In 1986, Canada’s first astronaut described the experience of viewing our planet from outer space. “It’s very, very beautiful,” said Capt. Marc Garneau. “There are wars going on, there’s pollution down there. But this is not visible from up above . . . This is just one small planet lost in the middle of space.” Garneau was describing the “overview effect,”a term coined by author Frank White to describe the fundamental cognitive shift that overtakes astronauts when they view Earth from orbit. As White describes it, the experience is more than a cheery photo op. It facilitates a radical shift in awareness.
The overview effect has shaped the psychology of space sciences and validated the idea that space travel is not only an inherent good, but a biological imperative—an idea that endures in our Hadfieldian moment of upbeat pop astronomy. As Matthew McConaughey’s space conquistador puts it in Christopher Nolan’s Interstellar, “We’re not meant to save the world. We’re meant to leave it.”
Speaking over the phone from L.A., Nolan, the film’s director and co-writer, offers his own take on the overview effect. “You look up at the night sky and see an entire universe out there,” he says, “and the idea that we aren’t going to go and see what’s out there is utterly irrational.”
Nolan’s cinema is a cinema of cold rationality, a cinema of cleverness. From the con man staying two steps ahead of his understudy in Nolan’s 1998 debut, Following, to the one-upping magicians of The Prestige, to the dream-within-a-dream mental heists of Inception, Nolan’s movies are places where fortune favours the crafty. When his biggest success, 2008’s hit The Dark Knight, saw Christian Bale’s Batman exploit the civil liberties of the Gothamites he’s vowed to protect, the message was clear: Means always justify the ends of a good old-fashioned outfoxing.

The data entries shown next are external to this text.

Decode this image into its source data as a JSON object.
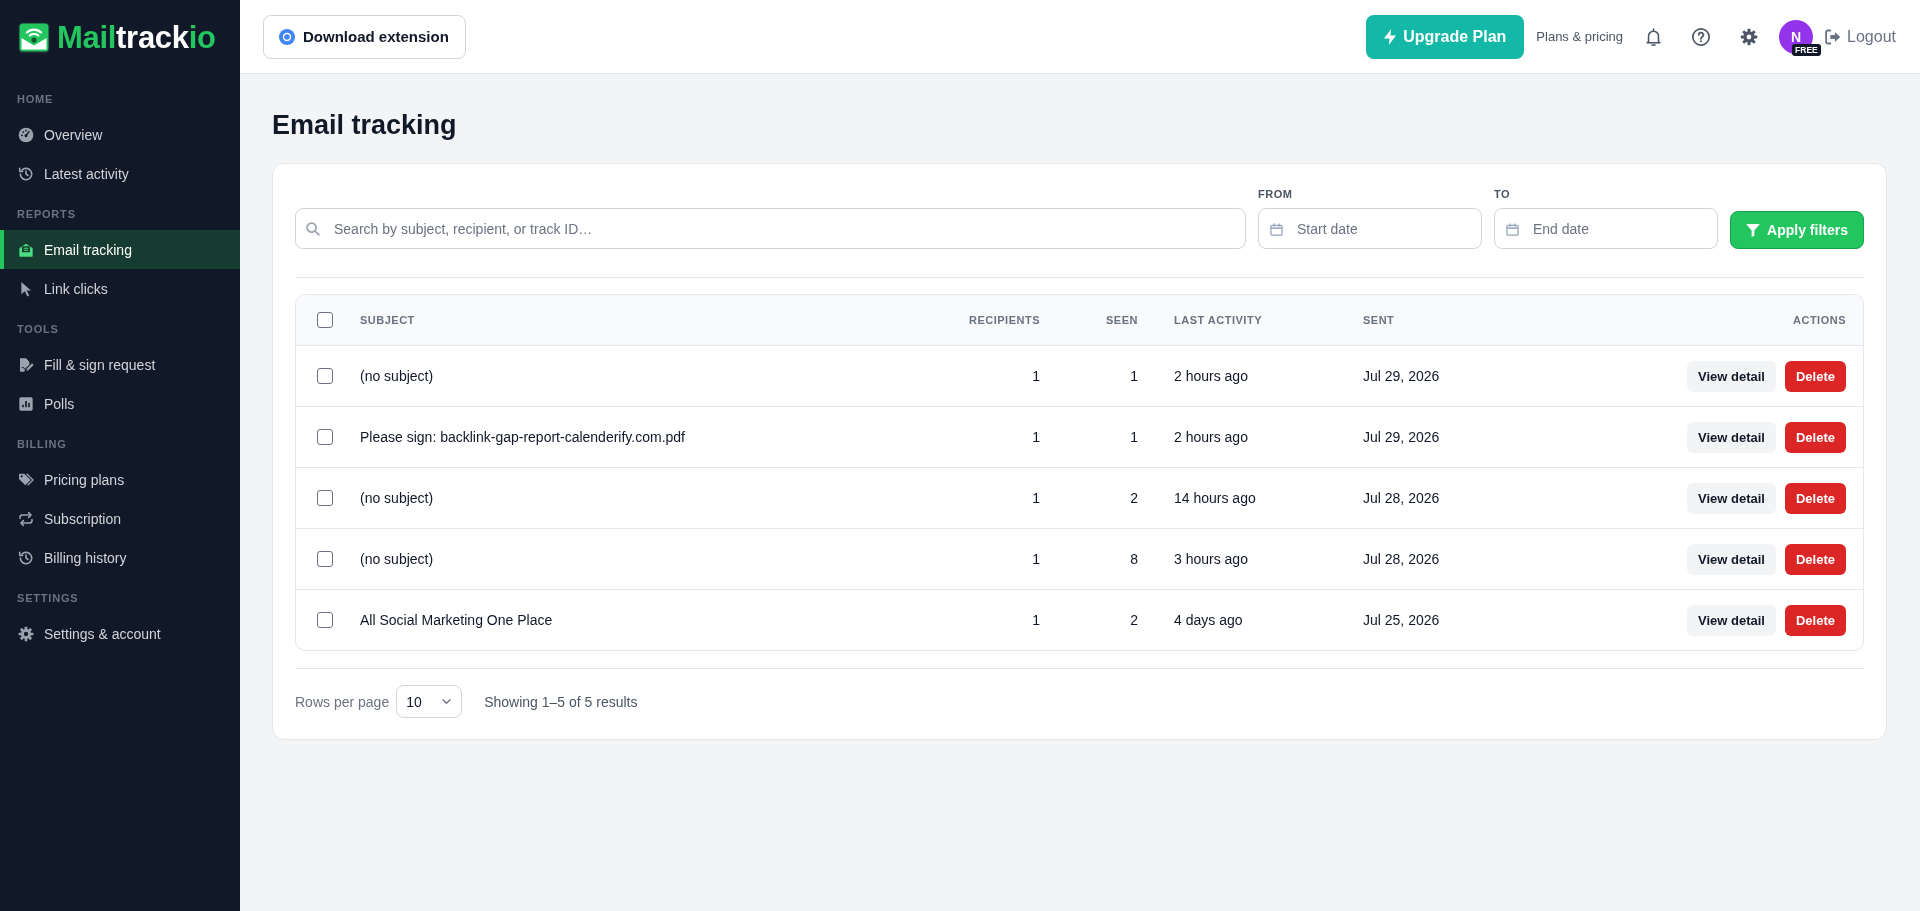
{
  "sidebar": {
    "logo": {
      "segments": [
        {
          "text": "Mail",
          "color": "#22c55e"
        },
        {
          "text": "track",
          "color": "#ffffff"
        },
        {
          "text": "io",
          "color": "#22c55e"
        }
      ]
    },
    "sections": [
      {
        "title": "HOME",
        "items": [
          {
            "label": "Overview",
            "selected": false
          },
          {
            "label": "Latest activity",
            "selected": false
          }
        ]
      },
      {
        "title": "REPORTS",
        "items": [
          {
            "label": "Email tracking",
            "selected": true
          },
          {
            "label": "Link clicks",
            "selected": false
          }
        ]
      },
      {
        "title": "TOOLS",
        "items": [
          {
            "label": "Fill & sign request",
            "selected": false
          },
          {
            "label": "Polls",
            "selected": false
          }
        ]
      },
      {
        "title": "BILLING",
        "items": [
          {
            "label": "Pricing plans",
            "selected": false
          },
          {
            "label": "Subscription",
            "selected": false
          },
          {
            "label": "Billing history",
            "selected": false
          }
        ]
      },
      {
        "title": "SETTINGS",
        "items": [
          {
            "label": "Settings & account",
            "selected": false
          }
        ]
      }
    ]
  },
  "topbar": {
    "download_button": "Download extension",
    "upgrade_button": "Upgrade Plan",
    "plans_link": "Plans & pricing",
    "avatar": {
      "initial": "N",
      "badge": "FREE"
    },
    "logout_button": "Logout"
  },
  "page": {
    "title": "Email tracking"
  },
  "filters": {
    "search": {
      "placeholder": "Search by subject, recipient, or track ID…"
    },
    "from": {
      "label": "FROM",
      "placeholder": "Start date"
    },
    "to": {
      "label": "TO",
      "placeholder": "End date"
    },
    "apply_button": "Apply filters"
  },
  "table": {
    "select_all_checked": false,
    "columns": [
      "SUBJECT",
      "RECIPIENTS",
      "SEEN",
      "LAST ACTIVITY",
      "SENT",
      "ACTIONS"
    ],
    "rows": [
      {
        "checked": false,
        "subject": "(no subject)",
        "recipients": "1",
        "seen": "1",
        "last_activity": "2 hours ago",
        "sent": "Jul 29, 2026",
        "actions": [
          {
            "kind": "view",
            "label": "View detail"
          },
          {
            "kind": "delete",
            "label": "Delete"
          }
        ]
      },
      {
        "checked": false,
        "subject": "Please sign: backlink-gap-report-calenderify.com.pdf",
        "recipients": "1",
        "seen": "1",
        "last_activity": "2 hours ago",
        "sent": "Jul 29, 2026",
        "actions": [
          {
            "kind": "view",
            "label": "View detail"
          },
          {
            "kind": "delete",
            "label": "Delete"
          }
        ]
      },
      {
        "checked": false,
        "subject": "(no subject)",
        "recipients": "1",
        "seen": "2",
        "last_activity": "14 hours ago",
        "sent": "Jul 28, 2026",
        "actions": [
          {
            "kind": "view",
            "label": "View detail"
          },
          {
            "kind": "delete",
            "label": "Delete"
          }
        ]
      },
      {
        "checked": false,
        "subject": "(no subject)",
        "recipients": "1",
        "seen": "8",
        "last_activity": "3 hours ago",
        "sent": "Jul 28, 2026",
        "actions": [
          {
            "kind": "view",
            "label": "View detail"
          },
          {
            "kind": "delete",
            "label": "Delete"
          }
        ]
      },
      {
        "checked": false,
        "subject": "All Social Marketing One Place",
        "recipients": "1",
        "seen": "2",
        "last_activity": "4 days ago",
        "sent": "Jul 25, 2026",
        "actions": [
          {
            "kind": "view",
            "label": "View detail"
          },
          {
            "kind": "delete",
            "label": "Delete"
          }
        ]
      }
    ]
  },
  "pagination": {
    "rows_per_page_label": "Rows per page",
    "rows_per_page": "10",
    "summary": "Showing 1–5 of 5 results"
  }
}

In Interstellar, Nolan pushes this theme to its limits. Set in a future where Earth is decimated by agricultural blight, populations are devastated and history is rewritten to claim the moon landing as a Cold War fiction, the ﬁlm casts McConaughey as an astronaut turned farmer turned astronaut again leading a mission to save humanity by travelling through a wormhole in hopes of colonizing faraway planets. It’s a film about humankind being cornered by its own destructiveness and excess, then forced to outsmart itself. For Nolan, this one-upmanship is its own evolutionary law. “That to me is the truth of human beings,” he says. “[We] are remarkably adaptable, and brilliant in a crisis, and brilliant at dealing with harsh realities.”
This optimism is consistent with today’s pop-science positivity, but when Michael Caine’s aging astrophysicist explains NASA’s covert operation by noting, “Public opinion wouldn’t allow spending on space travel when people can’t put food on the table,” it’s hard not to feel a twinge of sympathy with the starving masses. (In the words of comic David Cross, “We’re going to put a man on the moon? Let’s put a man in an apartment.”) Instead, McConaughey laments, “It’s like we’ve forgotten who we are: explorers, pioneers—not caretakers.” That’s just the sort of attitude that led to the pre-apocalyptic global dust bowl Interstellar presents in its first act.
Interstellar’s cinematic articulation of the overview effect puts it at odds with one of the genre’s touchstones, Stanley Kubrick’s 2001: A Space Odyssey. “We don’t live in a world where 2001 doesn’t exist,” says Nolan. “I was certainly daunted entering the arena of that masterpiece.” While Kubrick and Nolan draw comparisons, Kubrick was slyly ambiguous, even ambivalent, about technology: was it the product of our resilience? Or our thirst for conquest? Was that space baby smiling or sinisterly smirking at Earth in 2001’s ﬁnale? Nolan’s movie seems to solve a puzzle Kubrick laid out. It also floats some fuzzy cosmic ideas. As Anne Hathaway’s astronaut puts it, in what reads like a dorky valentine, “Love is the one thing we’re capable of perceiving that transcends the dimensions of time and space.” More than a pricey ad for NASA, Interstellar feels like Nolan’s love letter to the human spirit. Sometimes, the glass of Tang is more than half full. Sometimes it’s positively overflowing.